Angka Kasus TBC Indonesia Tertinggi Kedua di Dunia, ini Gejala dan Penyebab yang Harus Diwaspadai
Berikut gejala dan penyebab penyakit TBC yang perlu diwaspadai.

Tuberkulosis (TBC) merupakan penyakit menular yang disebabkan oleh bakteri Mycobacterium tuberculosis. Penyakit ini paling sering menyerang paru-paru, tetapi dapat juga menyerang bagian tubuh lainnya seperti ginjal, tulang, dan otak. Gejala TBC bervariasi tergantung stadium penyakit dan bagian tubuh yang terinfeksi.
Penyakit ini dapat ditularkan melalui udara saat penderita TBC paru batuk, bersin, atau berbicara, menyebarkan bakteri ke udara. Di Indonesia, Kementerian Kesehatan terus berupaya mengatasi masalah TBC, dan data terbaru menunjukkan angka kasus yang masih cukup tinggi.
Penting diingat, tidak semua yang terinfeksi bakteri TBC mengalami gejala. Beberapa hanya mengalami infeksi laten (tidak aktif) namun tetap dapat menularkan bakteri. Oleh karena itu, waspada terhadap gejala-gejala yang muncul, dan segera konsultasi ke dokter jika mengalami batuk lama.
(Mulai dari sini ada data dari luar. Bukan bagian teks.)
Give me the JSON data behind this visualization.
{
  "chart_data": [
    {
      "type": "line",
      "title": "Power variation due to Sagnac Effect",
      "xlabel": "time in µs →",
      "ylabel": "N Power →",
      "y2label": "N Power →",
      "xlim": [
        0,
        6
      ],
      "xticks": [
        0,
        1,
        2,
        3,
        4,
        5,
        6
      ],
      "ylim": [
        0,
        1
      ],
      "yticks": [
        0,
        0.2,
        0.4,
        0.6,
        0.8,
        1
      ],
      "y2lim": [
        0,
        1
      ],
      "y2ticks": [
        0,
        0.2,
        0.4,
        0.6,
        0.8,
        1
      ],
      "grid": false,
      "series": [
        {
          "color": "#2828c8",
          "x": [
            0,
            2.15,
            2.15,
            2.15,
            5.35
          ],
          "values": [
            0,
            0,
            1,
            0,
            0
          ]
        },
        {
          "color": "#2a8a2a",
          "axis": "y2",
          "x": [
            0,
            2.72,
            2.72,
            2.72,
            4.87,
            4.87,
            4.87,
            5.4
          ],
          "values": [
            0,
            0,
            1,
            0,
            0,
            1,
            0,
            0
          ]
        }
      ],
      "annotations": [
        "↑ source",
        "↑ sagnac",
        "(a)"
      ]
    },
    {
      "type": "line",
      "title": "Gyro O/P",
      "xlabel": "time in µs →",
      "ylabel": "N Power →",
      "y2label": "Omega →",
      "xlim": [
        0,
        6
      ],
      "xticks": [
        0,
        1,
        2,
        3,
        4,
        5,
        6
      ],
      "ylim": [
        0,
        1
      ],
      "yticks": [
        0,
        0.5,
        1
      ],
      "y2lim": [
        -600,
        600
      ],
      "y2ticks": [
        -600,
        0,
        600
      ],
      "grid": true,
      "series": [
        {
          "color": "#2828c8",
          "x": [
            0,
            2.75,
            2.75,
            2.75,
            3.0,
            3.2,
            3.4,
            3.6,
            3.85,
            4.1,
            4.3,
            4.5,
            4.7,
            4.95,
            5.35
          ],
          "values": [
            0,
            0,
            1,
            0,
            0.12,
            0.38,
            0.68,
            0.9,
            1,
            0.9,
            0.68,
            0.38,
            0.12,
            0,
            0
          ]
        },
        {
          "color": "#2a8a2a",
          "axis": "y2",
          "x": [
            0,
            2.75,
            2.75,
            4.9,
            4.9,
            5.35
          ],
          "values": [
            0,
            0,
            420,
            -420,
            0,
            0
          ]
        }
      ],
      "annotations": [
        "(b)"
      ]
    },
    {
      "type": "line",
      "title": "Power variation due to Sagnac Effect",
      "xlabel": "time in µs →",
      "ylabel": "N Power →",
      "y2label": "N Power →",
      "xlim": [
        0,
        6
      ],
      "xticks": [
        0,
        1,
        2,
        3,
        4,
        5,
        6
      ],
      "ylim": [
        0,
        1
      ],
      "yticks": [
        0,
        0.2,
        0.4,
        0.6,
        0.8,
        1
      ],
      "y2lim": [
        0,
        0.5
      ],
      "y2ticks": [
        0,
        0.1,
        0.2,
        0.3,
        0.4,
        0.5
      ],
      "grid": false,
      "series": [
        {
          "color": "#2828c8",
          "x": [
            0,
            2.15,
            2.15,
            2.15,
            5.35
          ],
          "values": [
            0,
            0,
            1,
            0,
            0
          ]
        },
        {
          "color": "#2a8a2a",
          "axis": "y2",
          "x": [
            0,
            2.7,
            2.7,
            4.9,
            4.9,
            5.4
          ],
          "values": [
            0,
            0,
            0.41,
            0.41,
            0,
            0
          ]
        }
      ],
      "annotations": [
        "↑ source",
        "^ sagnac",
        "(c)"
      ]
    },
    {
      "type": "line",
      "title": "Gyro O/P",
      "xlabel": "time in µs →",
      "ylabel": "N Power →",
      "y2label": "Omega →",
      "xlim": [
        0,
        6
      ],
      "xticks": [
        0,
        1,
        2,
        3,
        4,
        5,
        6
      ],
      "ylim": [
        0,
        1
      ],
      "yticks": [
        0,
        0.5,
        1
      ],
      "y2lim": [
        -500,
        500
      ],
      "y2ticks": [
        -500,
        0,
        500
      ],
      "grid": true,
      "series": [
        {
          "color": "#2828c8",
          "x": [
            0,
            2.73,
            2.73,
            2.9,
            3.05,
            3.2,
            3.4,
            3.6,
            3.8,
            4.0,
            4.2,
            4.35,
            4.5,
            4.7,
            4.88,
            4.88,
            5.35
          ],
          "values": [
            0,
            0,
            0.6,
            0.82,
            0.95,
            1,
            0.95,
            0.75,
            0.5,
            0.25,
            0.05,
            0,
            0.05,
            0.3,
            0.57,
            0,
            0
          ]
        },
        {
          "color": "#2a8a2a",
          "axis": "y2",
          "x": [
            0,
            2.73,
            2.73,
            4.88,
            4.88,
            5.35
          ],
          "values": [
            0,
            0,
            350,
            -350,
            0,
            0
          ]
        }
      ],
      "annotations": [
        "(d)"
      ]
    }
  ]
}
Pengobatan TBC memerlukan waktu dan konsistensi dalam meminum obat sesuai resep dokter. Jangan pernah putus asa dan hentikan pengobatan sebelum tuntas, karena hal tersebut dapat menyebabkan resistensi obat dan memperparah penyakit.
Bagaimana gejala dan penyebab penyakit TBC yang perlu diwaspadai? Melansir dari berbagai sumber, Jumat (9/5), simak ulasan informasinya berikut ini.
Laporan Kasus TBC di Indonesia

Kementerian Kesehatan Indonesia secara rutin merilis data mengenai kasus TBC di Indonesia. Data tersebut menunjukkan jumlah kasus TBC yang masih cukup tinggi, meskipun terdapat upaya-upaya untuk menurunkan angka kejadian.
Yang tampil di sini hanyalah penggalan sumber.